И, повинуясь одному и тому же импульсу, мы с Шарлем поворачиваемся и уходим. Покидаем заключенных, оставляем позади бульвары, движемся, куда глаза глядят и куда ведут улицы — под уклон. Воздух вокруг как будто потрескивает, но мы все идем и идем, пока перед нами не раскидывается река.
Словно очнувшись, мы осматриваемся и обнаруживаем, что находимся в начале длинного променада с рядами тенистых каштанов.
Сад Тюильри.
Сильный северный ветер раскачивает апельсиновые деревья, лохматит фигурно подстриженные кроны, расплескивает воду в фонтанах. К югу вздымает пенистые волны Сена, а на востоке в каждом окне мерцает по свече — дворец готовится встретить натиск непогоды.
Гуляющие уже давным-давно ушли — взятые напрокат кресла перевернуты, газеты парусами полощутся на ветру, — но Шарль отказывается сдвинуться с места. И когда первые тяжелые капли дождя падают на его непокрытую голову, он дважды моргает и произносит:
— Подождите.
Очень медленно он идет по направлению к кусту сирени.
Опускается на колени. Копается в нижних ветвях кустарника, добирается до корней. Затем, после нескольких секунд сосредоточенных усилий, извлекает свой трофей. Подает его мне на ладони.
Лента. Белая лента Бурбонов.
Грязная, обтрепанная, она все же источает сияние, словно дождь смыл прошедшие годы. Дождь омывает и Шарля, превращая его в кого-то другого. В человека, которого я прежде не встречал.

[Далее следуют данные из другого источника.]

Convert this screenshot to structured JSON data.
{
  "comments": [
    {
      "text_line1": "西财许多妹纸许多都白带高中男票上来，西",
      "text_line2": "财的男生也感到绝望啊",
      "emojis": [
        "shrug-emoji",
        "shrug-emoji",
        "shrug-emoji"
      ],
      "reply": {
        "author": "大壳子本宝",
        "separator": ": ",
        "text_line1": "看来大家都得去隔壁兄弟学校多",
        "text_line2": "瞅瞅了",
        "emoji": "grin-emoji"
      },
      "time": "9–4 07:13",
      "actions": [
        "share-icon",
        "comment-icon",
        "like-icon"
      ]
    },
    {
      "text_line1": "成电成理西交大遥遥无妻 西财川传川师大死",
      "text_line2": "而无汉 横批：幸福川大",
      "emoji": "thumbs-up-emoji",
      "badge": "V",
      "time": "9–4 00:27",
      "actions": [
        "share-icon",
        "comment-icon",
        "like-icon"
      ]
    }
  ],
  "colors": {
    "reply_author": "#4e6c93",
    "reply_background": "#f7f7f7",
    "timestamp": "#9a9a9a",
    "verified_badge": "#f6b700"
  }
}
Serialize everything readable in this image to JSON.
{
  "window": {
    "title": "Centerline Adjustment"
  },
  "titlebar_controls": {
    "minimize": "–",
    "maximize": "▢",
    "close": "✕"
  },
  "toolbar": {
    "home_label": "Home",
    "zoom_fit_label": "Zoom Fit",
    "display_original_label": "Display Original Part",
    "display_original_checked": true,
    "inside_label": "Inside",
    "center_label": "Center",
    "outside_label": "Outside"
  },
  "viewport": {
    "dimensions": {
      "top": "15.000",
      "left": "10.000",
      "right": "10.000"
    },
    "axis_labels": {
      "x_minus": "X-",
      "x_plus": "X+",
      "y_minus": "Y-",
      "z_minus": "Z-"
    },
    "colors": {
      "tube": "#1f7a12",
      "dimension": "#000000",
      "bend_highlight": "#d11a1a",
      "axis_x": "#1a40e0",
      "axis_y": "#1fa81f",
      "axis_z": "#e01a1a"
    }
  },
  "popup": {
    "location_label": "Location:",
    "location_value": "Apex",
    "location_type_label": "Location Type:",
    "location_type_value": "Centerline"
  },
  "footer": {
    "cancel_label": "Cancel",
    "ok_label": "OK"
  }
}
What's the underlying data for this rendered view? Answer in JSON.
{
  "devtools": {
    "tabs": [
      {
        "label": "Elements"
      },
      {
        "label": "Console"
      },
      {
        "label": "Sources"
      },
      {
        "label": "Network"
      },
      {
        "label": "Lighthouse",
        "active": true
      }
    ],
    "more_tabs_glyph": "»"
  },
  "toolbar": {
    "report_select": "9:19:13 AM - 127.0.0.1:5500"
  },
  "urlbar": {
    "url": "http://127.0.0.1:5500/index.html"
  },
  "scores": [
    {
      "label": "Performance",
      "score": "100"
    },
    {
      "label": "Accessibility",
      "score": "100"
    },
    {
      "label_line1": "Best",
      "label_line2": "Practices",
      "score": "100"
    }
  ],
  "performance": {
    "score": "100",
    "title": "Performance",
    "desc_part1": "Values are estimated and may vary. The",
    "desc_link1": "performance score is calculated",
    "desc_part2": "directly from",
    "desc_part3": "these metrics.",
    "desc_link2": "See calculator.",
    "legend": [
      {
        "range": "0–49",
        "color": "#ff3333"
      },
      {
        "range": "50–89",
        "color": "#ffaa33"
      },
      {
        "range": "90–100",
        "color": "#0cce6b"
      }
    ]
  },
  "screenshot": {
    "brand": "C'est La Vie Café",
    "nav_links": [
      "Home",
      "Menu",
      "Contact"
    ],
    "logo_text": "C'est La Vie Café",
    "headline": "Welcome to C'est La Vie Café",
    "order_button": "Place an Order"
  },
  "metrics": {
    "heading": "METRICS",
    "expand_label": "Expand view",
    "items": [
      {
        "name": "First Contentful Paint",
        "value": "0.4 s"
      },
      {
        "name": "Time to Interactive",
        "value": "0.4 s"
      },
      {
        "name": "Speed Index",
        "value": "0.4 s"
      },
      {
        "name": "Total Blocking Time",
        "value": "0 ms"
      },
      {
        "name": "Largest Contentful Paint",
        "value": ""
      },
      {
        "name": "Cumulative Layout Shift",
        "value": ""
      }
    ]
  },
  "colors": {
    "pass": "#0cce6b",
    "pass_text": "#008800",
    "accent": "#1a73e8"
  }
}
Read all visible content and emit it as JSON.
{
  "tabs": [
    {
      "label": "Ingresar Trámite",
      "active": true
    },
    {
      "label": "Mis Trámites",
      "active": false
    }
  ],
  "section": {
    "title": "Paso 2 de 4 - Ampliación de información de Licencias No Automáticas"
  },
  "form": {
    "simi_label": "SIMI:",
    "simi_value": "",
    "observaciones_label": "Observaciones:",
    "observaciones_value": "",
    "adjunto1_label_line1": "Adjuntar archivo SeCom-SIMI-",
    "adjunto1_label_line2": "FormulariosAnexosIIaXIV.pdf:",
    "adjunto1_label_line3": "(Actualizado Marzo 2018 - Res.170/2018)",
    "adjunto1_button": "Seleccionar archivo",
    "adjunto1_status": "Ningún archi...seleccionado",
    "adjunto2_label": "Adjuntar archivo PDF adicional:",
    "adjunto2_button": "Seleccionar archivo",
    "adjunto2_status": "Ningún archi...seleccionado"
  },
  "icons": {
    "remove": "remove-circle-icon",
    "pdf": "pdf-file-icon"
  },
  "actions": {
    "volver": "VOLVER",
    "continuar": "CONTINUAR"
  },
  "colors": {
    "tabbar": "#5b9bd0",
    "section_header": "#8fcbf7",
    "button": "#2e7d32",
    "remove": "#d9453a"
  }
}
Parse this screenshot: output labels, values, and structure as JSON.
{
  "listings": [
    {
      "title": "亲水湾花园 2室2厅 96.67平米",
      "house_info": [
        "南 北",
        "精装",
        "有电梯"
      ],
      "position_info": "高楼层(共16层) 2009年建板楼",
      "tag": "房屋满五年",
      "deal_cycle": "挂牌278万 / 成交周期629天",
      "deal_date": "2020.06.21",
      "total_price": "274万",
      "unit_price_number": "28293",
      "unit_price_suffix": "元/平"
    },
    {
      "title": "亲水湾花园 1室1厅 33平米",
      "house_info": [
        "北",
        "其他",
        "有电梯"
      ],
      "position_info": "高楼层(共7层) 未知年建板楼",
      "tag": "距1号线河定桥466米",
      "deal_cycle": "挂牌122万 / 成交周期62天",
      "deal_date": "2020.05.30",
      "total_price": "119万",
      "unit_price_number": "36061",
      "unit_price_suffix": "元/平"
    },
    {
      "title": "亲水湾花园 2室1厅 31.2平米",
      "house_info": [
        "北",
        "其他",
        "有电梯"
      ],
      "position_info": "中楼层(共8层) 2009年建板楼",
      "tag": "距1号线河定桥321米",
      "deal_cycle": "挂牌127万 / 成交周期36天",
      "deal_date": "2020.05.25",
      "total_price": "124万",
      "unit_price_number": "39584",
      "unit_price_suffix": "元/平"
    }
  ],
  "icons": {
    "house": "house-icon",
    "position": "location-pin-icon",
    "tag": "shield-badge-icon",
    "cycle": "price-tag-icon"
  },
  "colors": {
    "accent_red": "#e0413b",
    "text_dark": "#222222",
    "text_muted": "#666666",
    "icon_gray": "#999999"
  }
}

Я опускаюсь на колени рядом с ним. Говорю ему в самое ухо:
— Вы знали, что лента здесь?
После нескольких секунд молчания он кивает, очень медленно.
— Вы сами ее сюда положили?
Опять пауза. И кивок.
— Это было давно?
Нас разделяет не больше шага, но мне приходится повышать голос, просто для того, чтобы он услышал меня за воем ветра и шумом дождя.
— Вы были ребенком, когда это произошло?
На это он не отвечает, лишь стискивает в руке ленту, словно желая выжать из нее воспоминание.
— Зачем вы ее спрятали, Шарль?
— Чтобы они не нашли ее, — отвечает он громко.
— Кто?
— Плохие люди.
Дождь хлещет ему в лицо.
— Они… — Он вытирает рот рукой. — Они отняли у меня сад. Сказали, что мне больше нельзя выращивать цветы. Тогда я взял сиреневый куст и посадил его здесь и положил ленту туда, где они… где они…
Он прикрывает лицо рукой.
— Нет, — произносит он. — Это был сон.
Очень мягко, я одной рукой беру его за подбородок. Он не противится. Другую руку прикладываю к его виску. Медленно, постепенно я поворачиваю его голову в направлении западного фасада дворца Тюильри. Это единственный ракурс, под которым я ни разу не показывал ему дворец, и единственный, под которым его каждый день видел Людовик Семнадцатый, возвращаясь с прогулки. Именно под этим ракурсом он должен его вспомнить. Если он уцелел.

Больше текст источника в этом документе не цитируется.